Traceback (most recent call last):
  File "/ssd/XJK/ParallelWaveGAN/tools/venv/bin/parallel-wavegan-train", line 11, in <module>
    load_entry_point('parallel-wavegan', 'console_scripts', 'parallel-wavegan-train')()
  File "/ssd/XJK/ParallelWaveGAN/parallel_wavegan/bin/train.py", line 820, in main
    allow_cache=config.get("allow_cache", False),  # keep compatibility
  File "/ssd/XJK/ParallelWaveGAN/parallel_wavegan/datasets/audio_mel_dataset.py", line 85, in __init__
    assert len(audio_files) != 0, f"Not found any audio files in ${root_dir}."
AssertionError: Not found any audio files in $dump/train_nodev/norm.
# Accounting: time=5 threads=1
# Ended (code 1) at 2021年 08月 26日 星期四 17:16:14 CST, elapsed time 5 seconds
kan-bayashi commented 3 years ago

2021-08-26 17:16:14,425 (audio_mel_dataset:78) WARNING: Some files are filtered by mel length threshold (9705 -> 0).

Your audio seems too short?

kan-bayashi commented 3 years ago

2021-08-26 17:16:10,461 (train:792) INFO: sampling_rate = 2000

I've never seen sampling rate = 2000 hz.

kan-bayashi commented 3 years ago

If the sampling rate is correct, please reduce batch_max_steps. In training, we do not use the audio less than batch_max_steps points.

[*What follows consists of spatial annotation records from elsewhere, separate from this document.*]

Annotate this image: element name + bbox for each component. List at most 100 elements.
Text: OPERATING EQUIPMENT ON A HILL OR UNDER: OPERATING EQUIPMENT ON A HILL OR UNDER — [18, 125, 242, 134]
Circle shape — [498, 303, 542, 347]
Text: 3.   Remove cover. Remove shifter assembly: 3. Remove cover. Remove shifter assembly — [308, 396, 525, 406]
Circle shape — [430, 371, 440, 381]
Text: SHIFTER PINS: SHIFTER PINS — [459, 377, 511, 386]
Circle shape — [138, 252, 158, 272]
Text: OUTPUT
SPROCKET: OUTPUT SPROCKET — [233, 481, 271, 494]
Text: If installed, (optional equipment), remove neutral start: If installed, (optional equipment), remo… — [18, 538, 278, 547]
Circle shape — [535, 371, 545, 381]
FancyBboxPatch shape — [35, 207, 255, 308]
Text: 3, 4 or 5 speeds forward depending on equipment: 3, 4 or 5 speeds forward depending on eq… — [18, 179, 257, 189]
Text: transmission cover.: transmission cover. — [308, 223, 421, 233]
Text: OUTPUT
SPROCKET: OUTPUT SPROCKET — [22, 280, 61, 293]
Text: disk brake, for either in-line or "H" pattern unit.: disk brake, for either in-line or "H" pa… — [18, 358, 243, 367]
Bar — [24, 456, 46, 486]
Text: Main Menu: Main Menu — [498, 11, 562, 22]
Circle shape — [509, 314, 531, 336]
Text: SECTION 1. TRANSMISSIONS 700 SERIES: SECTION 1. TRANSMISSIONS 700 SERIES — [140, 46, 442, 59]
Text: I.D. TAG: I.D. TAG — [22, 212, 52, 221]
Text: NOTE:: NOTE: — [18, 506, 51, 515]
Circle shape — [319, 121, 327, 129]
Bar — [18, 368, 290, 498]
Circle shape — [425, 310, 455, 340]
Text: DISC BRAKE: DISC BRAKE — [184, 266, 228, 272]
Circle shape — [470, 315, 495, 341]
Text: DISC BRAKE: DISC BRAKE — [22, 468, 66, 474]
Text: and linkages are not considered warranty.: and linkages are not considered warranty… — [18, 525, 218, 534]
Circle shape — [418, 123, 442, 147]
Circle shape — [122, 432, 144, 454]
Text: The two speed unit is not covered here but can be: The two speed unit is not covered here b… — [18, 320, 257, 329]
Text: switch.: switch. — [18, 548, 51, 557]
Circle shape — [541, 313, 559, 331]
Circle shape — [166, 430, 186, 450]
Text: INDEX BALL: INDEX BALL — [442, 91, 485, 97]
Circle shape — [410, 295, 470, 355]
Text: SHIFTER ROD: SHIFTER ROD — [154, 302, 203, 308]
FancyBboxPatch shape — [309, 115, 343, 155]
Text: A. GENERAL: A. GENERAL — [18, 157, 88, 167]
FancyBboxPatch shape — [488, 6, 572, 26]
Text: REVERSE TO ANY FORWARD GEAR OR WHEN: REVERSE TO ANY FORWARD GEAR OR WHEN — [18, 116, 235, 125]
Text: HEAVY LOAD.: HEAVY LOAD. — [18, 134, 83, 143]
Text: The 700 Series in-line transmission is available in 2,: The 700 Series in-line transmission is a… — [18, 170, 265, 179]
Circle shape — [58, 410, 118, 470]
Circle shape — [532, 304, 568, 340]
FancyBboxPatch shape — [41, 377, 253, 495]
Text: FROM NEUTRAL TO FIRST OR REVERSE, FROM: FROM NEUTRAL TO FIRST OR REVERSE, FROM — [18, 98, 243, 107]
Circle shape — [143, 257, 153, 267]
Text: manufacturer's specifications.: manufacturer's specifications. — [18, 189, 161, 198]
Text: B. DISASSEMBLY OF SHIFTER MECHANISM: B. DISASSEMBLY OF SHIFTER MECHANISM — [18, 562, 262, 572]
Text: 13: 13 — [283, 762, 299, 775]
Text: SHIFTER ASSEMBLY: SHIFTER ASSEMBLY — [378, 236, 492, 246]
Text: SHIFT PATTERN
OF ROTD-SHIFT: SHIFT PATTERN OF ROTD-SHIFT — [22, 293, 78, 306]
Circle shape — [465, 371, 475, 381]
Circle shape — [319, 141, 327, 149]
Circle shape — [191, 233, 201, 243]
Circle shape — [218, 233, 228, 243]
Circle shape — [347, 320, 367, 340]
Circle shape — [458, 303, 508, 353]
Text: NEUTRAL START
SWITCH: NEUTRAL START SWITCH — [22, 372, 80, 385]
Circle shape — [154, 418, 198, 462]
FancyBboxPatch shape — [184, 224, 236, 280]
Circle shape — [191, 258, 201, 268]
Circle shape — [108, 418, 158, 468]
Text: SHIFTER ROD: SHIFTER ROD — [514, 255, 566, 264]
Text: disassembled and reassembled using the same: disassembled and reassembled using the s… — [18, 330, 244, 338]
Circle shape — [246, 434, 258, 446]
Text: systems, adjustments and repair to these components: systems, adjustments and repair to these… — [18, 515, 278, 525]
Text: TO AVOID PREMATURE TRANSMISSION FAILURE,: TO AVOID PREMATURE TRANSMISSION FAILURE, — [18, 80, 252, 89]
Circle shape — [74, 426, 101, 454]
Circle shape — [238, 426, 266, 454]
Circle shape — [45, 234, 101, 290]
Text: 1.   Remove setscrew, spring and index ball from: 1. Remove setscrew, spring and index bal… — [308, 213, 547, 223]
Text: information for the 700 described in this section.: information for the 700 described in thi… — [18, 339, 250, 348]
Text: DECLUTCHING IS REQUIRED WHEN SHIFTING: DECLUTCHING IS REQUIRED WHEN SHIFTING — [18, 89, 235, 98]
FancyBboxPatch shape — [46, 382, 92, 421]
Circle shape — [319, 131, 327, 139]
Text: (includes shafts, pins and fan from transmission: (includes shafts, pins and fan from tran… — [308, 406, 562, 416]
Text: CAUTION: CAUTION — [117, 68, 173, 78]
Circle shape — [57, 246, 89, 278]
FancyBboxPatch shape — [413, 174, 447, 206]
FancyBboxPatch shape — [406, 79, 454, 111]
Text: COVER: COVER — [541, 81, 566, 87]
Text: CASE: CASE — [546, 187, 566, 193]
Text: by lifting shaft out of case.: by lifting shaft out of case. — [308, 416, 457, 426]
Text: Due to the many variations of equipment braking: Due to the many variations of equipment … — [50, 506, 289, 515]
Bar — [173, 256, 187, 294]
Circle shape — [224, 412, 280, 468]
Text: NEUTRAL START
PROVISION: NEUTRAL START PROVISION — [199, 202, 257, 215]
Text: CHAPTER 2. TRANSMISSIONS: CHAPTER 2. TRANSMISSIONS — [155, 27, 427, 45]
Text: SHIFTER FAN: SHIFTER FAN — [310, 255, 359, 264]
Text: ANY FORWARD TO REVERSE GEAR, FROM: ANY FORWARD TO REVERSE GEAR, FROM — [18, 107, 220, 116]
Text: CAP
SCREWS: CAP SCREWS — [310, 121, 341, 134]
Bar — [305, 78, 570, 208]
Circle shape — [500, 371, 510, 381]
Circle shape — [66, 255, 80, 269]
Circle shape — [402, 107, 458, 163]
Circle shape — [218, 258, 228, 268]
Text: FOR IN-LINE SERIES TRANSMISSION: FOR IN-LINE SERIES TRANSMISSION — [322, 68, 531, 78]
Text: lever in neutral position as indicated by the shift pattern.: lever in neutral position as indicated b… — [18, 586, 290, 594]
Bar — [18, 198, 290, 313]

anzhi998 commented 3 years ago

I am studying the blood flow sound of patients with vascular stenosis instead of speech. Usually, the highest frequency component of blood flow sound does not exceed 1kHz. Because there were too few patients, I tried to use the generated network to expand the data .And to enhance my dataset,i cuted them into 2.5s pieces,so maybe they are too short. Anyway thank you very much !Your answers are so useful!